Ma torniamo a Fontanella. Gli investigatori ci sono arrivati dopo aver ricevuto una dritta su una coppia di trafficanti albanesi attivi nella zona di Solaro, due incensurati che erano soliti incontrare connazionali in punti isolati o attorno al casello autostradale di Romano di Lombardia (Bergamo). Giovedì sera li hanno seguiti al casello, si sono appostati in un punto che gli consentisse di avere una buona visuale e hanno registrato un passaggio sospetto di pacchi con un terzo uomo che poi li ha seguiti in auto. Gli agenti sapevano che sarebbero andati all’abitazione in affitto ma non immaginavano cosa ci fosse all’interno.

Per evitare che potessero distruggere la droga, i poliziotti hanno circondato la palazzina stando bene attenti a non spezzare il silenzio tipico della viuzza. Infine hanno fatto irruzione. Al piano terra c’erano tavoli da lavoro con tre frullatori sporchi, 10 chili di eroina e 5 chili di sostanza da taglio (la famosa caffeina), poco meno di un chilo di cocaina, bilancini di precisione, 2 presse con relativi accessori tra cui una pompa idraulica. I due “cuochi” hanno tentato di fuggire da un ingresso secondario ma sono stati fermati praticamente subito. Al piano superiore c’erano il terzo complice e una cassaforte che conteneva 7mila euro.
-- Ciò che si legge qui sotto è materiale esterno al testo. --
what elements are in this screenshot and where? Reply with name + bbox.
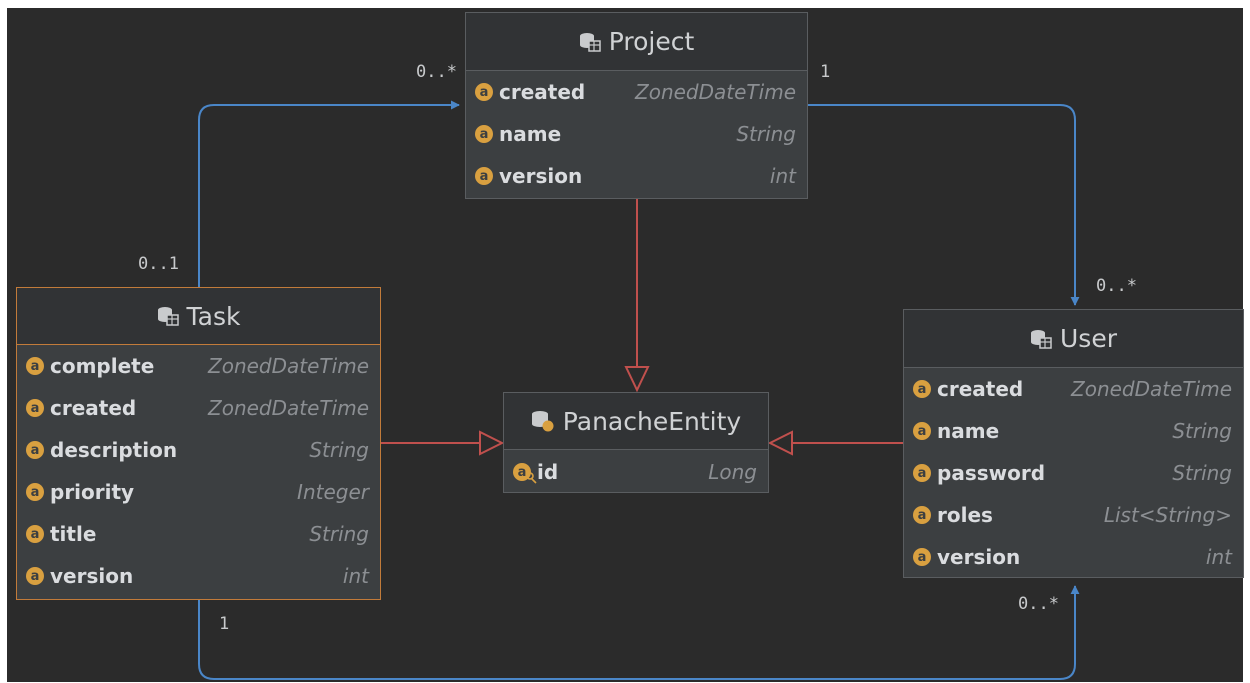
entity-header[interactable]: Project — [466, 13, 807, 71]
attribute-name: created — [937, 377, 1024, 401]
attribute-name: version — [937, 545, 1021, 569]
attribute-name: version — [50, 564, 134, 588]
attribute-row[interactable]: a version int — [466, 155, 807, 197]
attribute-name: id — [537, 460, 559, 484]
attribute-type: List<String> — [1103, 503, 1232, 527]
database-table-icon — [579, 32, 601, 52]
attribute-name: priority — [50, 480, 135, 504]
attribute-row[interactable]: a version int — [17, 555, 380, 597]
entity-title: Task — [186, 301, 241, 331]
attribute-icon: a — [913, 548, 931, 566]
attribute-name: complete — [50, 354, 155, 378]
attribute-icon: a — [26, 441, 44, 459]
attribute-type: Long — [708, 460, 757, 484]
attribute-icon: a — [26, 483, 44, 501]
attribute-icon: a — [475, 167, 493, 185]
attribute-row[interactable]: a complete ZonedDateTime — [17, 345, 380, 387]
multiplicity-label: 1 — [219, 614, 230, 634]
key-attribute-icon: a — [513, 463, 537, 484]
attribute-type: ZonedDateTime — [635, 80, 796, 104]
attribute-type: String — [1172, 419, 1232, 443]
inheritance-arrowhead-project — [624, 366, 650, 393]
entity-header[interactable]: User — [904, 310, 1243, 368]
multiplicity-label: 0..* — [1018, 594, 1059, 614]
attribute-type: ZonedDateTime — [208, 354, 369, 378]
attribute-row[interactable]: a title String — [17, 513, 380, 555]
attribute-name: version — [499, 164, 583, 188]
attribute-row[interactable]: a version int — [904, 536, 1243, 578]
entity-title: Project — [608, 27, 695, 56]
attribute-icon: a — [913, 422, 931, 440]
attribute-icon: a — [26, 525, 44, 543]
entity-title: User — [1060, 324, 1117, 353]
attribute-type: String — [309, 522, 369, 546]
entity-panache-entity[interactable]: PanacheEntity a id Long — [503, 392, 769, 493]
attribute-row[interactable]: a roles List<String> — [904, 494, 1243, 536]
inheritance-arrowhead-user — [767, 430, 793, 456]
attribute-type: int — [1205, 545, 1232, 569]
multiplicity-label: 0..* — [1096, 276, 1137, 296]
attribute-row[interactable]: a name String — [904, 410, 1243, 452]
multiplicity-label: 0..* — [416, 62, 457, 82]
attribute-row[interactable]: a description String — [17, 429, 380, 471]
entity-user[interactable]: User a created ZonedDateTime a name Stri… — [903, 309, 1244, 578]
entity-project[interactable]: Project a created ZonedDateTime a name S… — [465, 12, 808, 199]
multiplicity-label: 1 — [820, 62, 831, 82]
attribute-icon: a — [26, 357, 44, 375]
attribute-type: ZonedDateTime — [208, 396, 369, 420]
inheritance-arrowhead-task — [479, 430, 505, 456]
attribute-name: name — [499, 122, 562, 146]
attribute-name: description — [50, 438, 178, 462]
attribute-icon: a — [26, 567, 44, 585]
database-table-icon — [531, 410, 555, 432]
attribute-type: String — [736, 122, 796, 146]
attribute-name: name — [937, 419, 1000, 443]
database-table-icon — [1030, 329, 1052, 349]
association-project-user[interactable] — [808, 104, 1080, 306]
attribute-row[interactable]: a created ZonedDateTime — [466, 71, 807, 113]
attribute-type: String — [1172, 461, 1232, 485]
attribute-row[interactable]: a password String — [904, 452, 1243, 494]
attribute-name: roles — [937, 503, 993, 527]
entity-header[interactable]: PanacheEntity — [504, 393, 768, 450]
attribute-icon: a — [913, 464, 931, 482]
attribute-icon: a — [475, 83, 493, 101]
attribute-icon: a — [475, 125, 493, 143]
attribute-name: password — [937, 461, 1046, 485]
attribute-row[interactable]: a created ZonedDateTime — [904, 368, 1243, 410]
attribute-type: int — [342, 564, 369, 588]
attribute-name: title — [50, 522, 97, 546]
attribute-type: String — [309, 438, 369, 462]
attribute-name: created — [499, 80, 586, 104]
multiplicity-label: 0..1 — [138, 254, 179, 274]
attribute-row[interactable]: a name String — [466, 113, 807, 155]
attribute-row[interactable]: a id Long — [504, 450, 768, 494]
attribute-icon: a — [26, 399, 44, 417]
attribute-name: created — [50, 396, 137, 420]
entity-header[interactable]: Task — [17, 288, 380, 345]
attribute-type: ZonedDateTime — [1071, 377, 1232, 401]
attribute-icon: a — [913, 506, 931, 524]
entity-task[interactable]: Task a complete ZonedDateTime a created … — [16, 287, 381, 600]
attribute-icon: a — [913, 380, 931, 398]
attribute-row[interactable]: a created ZonedDateTime — [17, 387, 380, 429]
entity-title: PanacheEntity — [562, 406, 742, 436]
attribute-type: int — [769, 164, 796, 188]
database-table-icon — [157, 306, 179, 326]
association-task-project[interactable] — [198, 100, 460, 287]
attribute-type: Integer — [297, 480, 369, 504]
attribute-row[interactable]: a priority Integer — [17, 471, 380, 513]
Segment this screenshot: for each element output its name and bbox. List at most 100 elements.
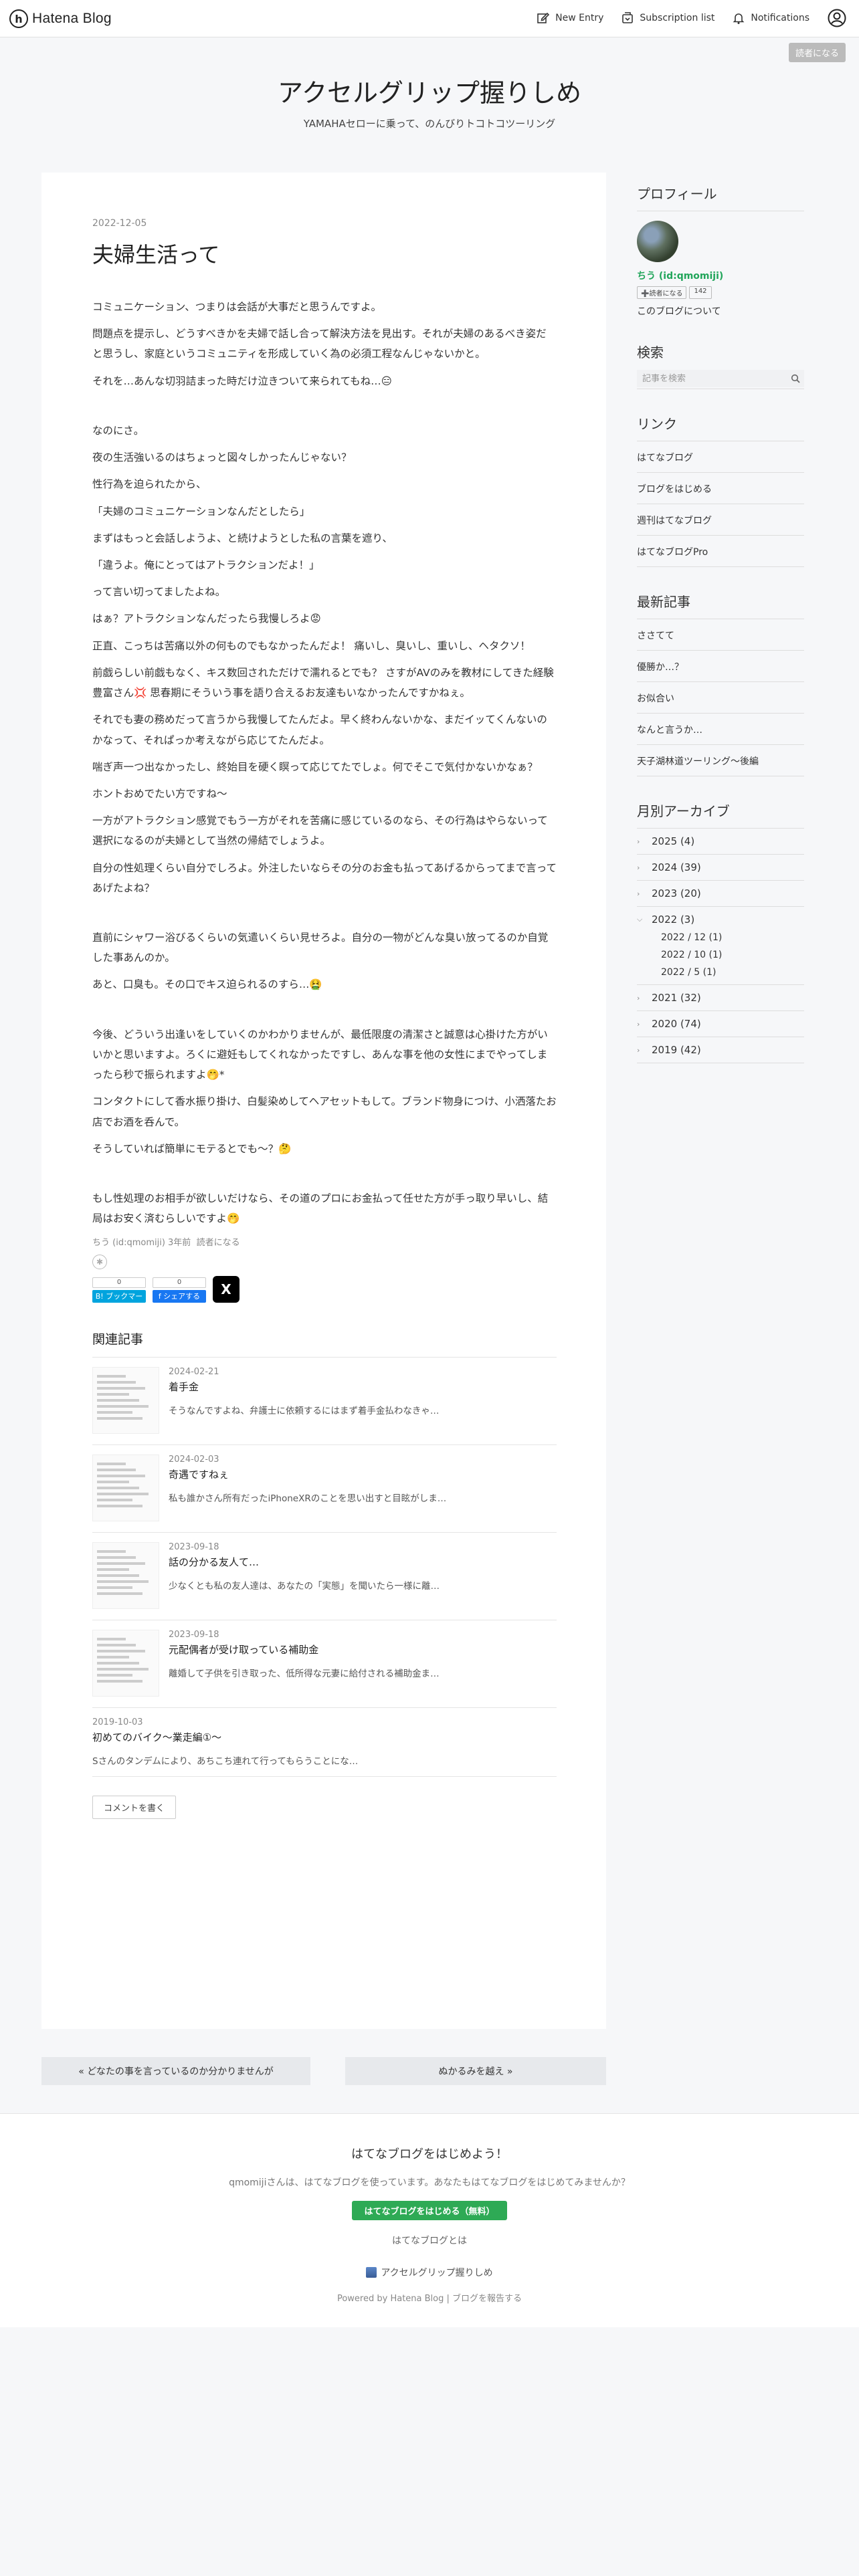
powered-by-link[interactable]: Powered by Hatena Blog <box>337 2294 444 2304</box>
start-blog-button[interactable]: はてなブログをはじめる（無料） <box>352 2201 507 2220</box>
archive-year-label[interactable]: 2020 (74) <box>652 1018 701 1030</box>
archive-year-label[interactable]: 2021 (32) <box>652 992 701 1004</box>
chevron-down-icon[interactable]: ⌵ <box>637 915 645 924</box>
notifications-label: Notifications <box>751 13 809 23</box>
recent-title: 最新記事 <box>637 591 804 619</box>
entry-paragraph: 今後、どういう出逢いをしていくのかわかりませんが、最低限度の清潔さと誠意は心掛け… <box>92 1028 548 1081</box>
subscription-list-link[interactable]: Subscription list <box>621 8 714 28</box>
archive-year[interactable]: › 2024 (39) <box>637 855 804 881</box>
hatena-bookmark-share[interactable]: 0 B! ブックマーク <box>92 1277 146 1313</box>
next-entry-link[interactable]: ぬかるみを越え » <box>345 2057 606 2085</box>
about-hatena-blog-link[interactable]: はてなブログとは <box>0 2234 859 2247</box>
related-entry[interactable]: 2019-10-03 初めてのバイク〜業走編①〜 Sさんのタンデムにより、あちこち連… <box>92 1708 557 1778</box>
chevron-right-icon[interactable]: › <box>637 837 645 846</box>
archive-year[interactable]: › 2025 (4) <box>637 829 804 855</box>
subscriber-count[interactable]: 142 <box>689 286 712 299</box>
bookmark-button[interactable]: B! ブックマーク <box>92 1290 146 1313</box>
chevron-right-icon[interactable]: › <box>637 863 645 872</box>
blog-icon <box>366 2267 377 2278</box>
related-date: 2024-02-21 <box>169 1367 219 1378</box>
chevron-right-icon[interactable]: › <box>637 994 645 1002</box>
related-snippet: 私も誰かさん所有だったiPhoneXRのことを思い出すと目眩がしま… <box>169 1493 447 1505</box>
recent-entry-link[interactable]: なんと言うか… <box>637 714 804 745</box>
recent-entry-link[interactable]: 優勝か…？ <box>637 651 804 682</box>
related-thumbnail[interactable] <box>92 1542 159 1610</box>
footer-title: はてなブログをはじめよう！ <box>351 2147 508 2161</box>
archive-year-label[interactable]: 2019 (42) <box>652 1044 701 1056</box>
related-title-link[interactable]: 元配偶者が受け取っている補助金 <box>169 1642 440 1656</box>
prev-entry-link[interactable]: « どなたの事を言っているのか分かりませんが <box>41 2057 310 2085</box>
entry-time[interactable]: 3年前 <box>168 1238 191 1248</box>
chevron-right-icon[interactable]: › <box>637 1046 645 1055</box>
profile-subscribe-button[interactable]: ➕読者になる <box>637 286 687 299</box>
notifications-link[interactable]: Notifications <box>732 8 809 28</box>
archive-year-label[interactable]: 2024 (39) <box>652 861 701 873</box>
add-star-icon[interactable]: ✱ <box>92 1255 107 1270</box>
search-icon[interactable] <box>787 369 804 387</box>
related-entry[interactable]: 2024-02-03 奇遇ですねぇ 私も誰かさん所有だったiPhoneXRのことを思… <box>92 1445 557 1533</box>
user-menu-button[interactable] <box>827 8 847 28</box>
blog-description: YAMAHAセローに乗って、のんびりトコトコツーリング <box>303 118 556 130</box>
related-entry[interactable]: 2024-02-21 着手金 そうなんですよね、弁護士に依頼するにはまず着手金払わな… <box>92 1358 557 1446</box>
recent-entry-link[interactable]: 天子湖林道ツーリング〜後編 <box>637 745 804 776</box>
profile-name[interactable]: ちう (id:qmomiji) <box>637 269 804 282</box>
recent-entry-link[interactable]: ささてて <box>637 619 804 651</box>
related-entry[interactable]: 2023-09-18 話の分かる友人て… 少なくとも私の友人達は、あなたの「実態」を… <box>92 1533 557 1621</box>
related-thumbnail[interactable] <box>92 1455 159 1522</box>
powered-by: Powered by Hatena Blog | ブログを報告する <box>337 2294 522 2304</box>
related-date: 2023-09-18 <box>169 1630 219 1640</box>
entry-paragraph: 直前にシャワー浴びるくらいの気遣いくらい見せろよ。自分の一物がどんな臭い放ってる… <box>92 932 549 964</box>
blog-title[interactable]: アクセルグリップ握りしめ <box>0 72 859 109</box>
archive-month-link[interactable]: 2022 / 12 (1) <box>637 932 804 943</box>
entry-paragraph: 「夫婦のコミュニケーションなんだとしたら」 <box>92 505 310 518</box>
archive-year-open: ⌵ 2022 (3) 2022 / 12 (1) 2022 / 10 (1) 202… <box>637 907 804 985</box>
archive-year[interactable]: › 2020 (74) <box>637 1011 804 1037</box>
related-entry[interactable]: 2023-09-18 元配偶者が受け取っている補助金 離婚して子供を引き取った、低所… <box>92 1620 557 1709</box>
user-icon <box>828 9 846 27</box>
report-blog-link[interactable]: ブログを報告する <box>452 2294 522 2304</box>
related-thumbnail[interactable] <box>92 1630 159 1697</box>
facebook-share-button[interactable]: f シェアする <box>153 1290 206 1303</box>
related-title-link[interactable]: 着手金 <box>169 1380 439 1394</box>
footer-blog-link[interactable]: アクセルグリップ握りしめ <box>0 2266 859 2279</box>
subscribe-button[interactable]: 読者になる <box>788 43 846 62</box>
sidebar-link[interactable]: 週刊はてなブログ <box>637 504 804 536</box>
archive-year[interactable]: › 2019 (42) <box>637 1037 804 1063</box>
sidebar-link[interactable]: ブログをはじめる <box>637 473 804 504</box>
entry-date[interactable]: 2022-12-05 <box>92 218 557 229</box>
archive-year[interactable]: › 2021 (32) <box>637 985 804 1011</box>
entry-paragraph: 前戯らしい前戯もなく、キス数回されただけで濡れるとでも？ さすがAVのみを教材に… <box>92 666 554 700</box>
archive-year-label[interactable]: 2023 (20) <box>652 887 701 899</box>
related-title-link[interactable]: 奇遇ですねぇ <box>169 1467 446 1481</box>
x-share-button[interactable]: X <box>213 1276 240 1303</box>
entry-title[interactable]: 夫婦生活って <box>92 238 557 269</box>
archive-year[interactable]: › 2023 (20) <box>637 881 804 907</box>
archive-month-link[interactable]: 2022 / 10 (1) <box>637 950 804 960</box>
chevron-right-icon[interactable]: › <box>637 889 645 898</box>
archive-year-label[interactable]: 2022 (3) <box>652 914 694 926</box>
x-icon: X <box>221 1281 231 1298</box>
new-entry-link[interactable]: New Entry <box>537 8 603 28</box>
search-input[interactable] <box>637 369 787 387</box>
chevron-right-icon[interactable]: › <box>637 1020 645 1029</box>
hatena-blog-logo[interactable]: h Hatena Blog <box>9 9 112 28</box>
related-title-link[interactable]: 初めてのバイク〜業走編①〜 <box>92 1730 358 1744</box>
recent-entry-link[interactable]: お似合い <box>637 682 804 714</box>
archive-month-link[interactable]: 2022 / 5 (1) <box>637 967 804 978</box>
sidebar-link[interactable]: はてなブログ <box>637 441 804 473</box>
archive-year-label[interactable]: 2025 (4) <box>652 835 694 847</box>
entry-author[interactable]: ちう (id:qmomiji) <box>92 1238 165 1248</box>
related-title: 関連記事 <box>92 1329 557 1358</box>
about-blog-link[interactable]: このブログについて <box>637 304 804 318</box>
entry-paragraph: ホントおめでたい方ですね〜 <box>92 787 227 800</box>
entry-paragraph: 夜の生活強いるのはちょっと図々しかったんじゃない？ <box>92 451 352 464</box>
entry-paragraph: って言い切ってましたよね。 <box>92 586 226 599</box>
entry-body: コミュニケーション、つまりは会話が大事だと思うんですよ。 問題点を提示し、どうすべ… <box>92 297 557 1228</box>
sidebar-link[interactable]: はてなブログPro <box>637 536 804 567</box>
related-thumbnail[interactable] <box>92 1367 159 1434</box>
related-title-link[interactable]: 話の分かる友人て… <box>169 1555 440 1569</box>
facebook-share[interactable]: 0 f シェアする <box>153 1277 206 1303</box>
footer-subscribe-link[interactable]: 読者になる <box>197 1238 240 1248</box>
write-comment-button[interactable]: コメントを書く <box>92 1796 177 1820</box>
avatar[interactable] <box>637 221 678 262</box>
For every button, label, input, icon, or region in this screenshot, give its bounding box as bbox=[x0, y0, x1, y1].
Il signore della droga col bunker

Gli arrestati sono tutti incensurati e hanno un regolare permesso di soggiorno valido per tre mesi: Rrezart Karati, di 24 anni, Ledin Allamani, di 22, e Artan Aliaj, di 41. I primi due vengono da Këlcyrë mentre Aliaj da Kukove, nel distretto di Berat, che vive la doppia anima di centro patrimonio dell’Unesco e centro di potere del traffico internazionale di marijuana ed eroina. È a Berat che aveva il suo bunker il 44enne Alket Hatija, uno dei grandi signori albanesi della droga, capace di far arrivare quintali di eroina e cocaina a Milano. Nel luglio 2017 la polizia albanese, grazie alle indicazioni fornite dai carabinieri della sezione Catturandi del comando provinciale di Milano, riuscirono ad arrestarlo per fargli scontare una condanna a 20 anni. Gli veniva contestato il trasporto a Milano, tra gennaio 2003 e marzo 2004, di 350 chili di eroina e 190 di cocaina. Carichi dal valore stimato tra i 35-45 milioni di euro.
Lo fermarono a Durazzo mentre raggiungeva un amico, un’occasione da non perdere visto che per la maggior parte del tempo viveva nella villa di Berat circondato da guardie del corpo armate.

Il "cuoco" del toxic park di Rogoredo

I tre arrestati a Fontanella non sono neppure lontanamente paragonabili ai volumi di Hatija ma il loro arresto non ha nulla di banale. L’ultima raffineria scoperta a Milano risale al settembre 2018, anche in quell’occasione in manette finì un albanese incensurato, un 35enne ritenuto tra i cuochi del toxic park di Rogoredo, che all’epoca era ancora in piena attività. I carabinieri della compagnia Porta Monforte lo fermarono nel giugno precedente attorno al boschetto ma con sé aveva solo un piccolo frullatore che in quel momento parve innocuo. I militari però continuarono a tenerlo d’occhio finché a settembre lo controllarono di nuovo in via Sottocorno, vicino piazza Risorgimento, molto lontano dalla periferia degradata dei tossici. Stavolta aveva un chilo di eroina pronto per essere portato a Rogoredo, in casa nascondeva un altro chilo e 700 grammi e ottomila euro in piccolo taglio. La maggior parte in 5 euro, il prezzo della dose base.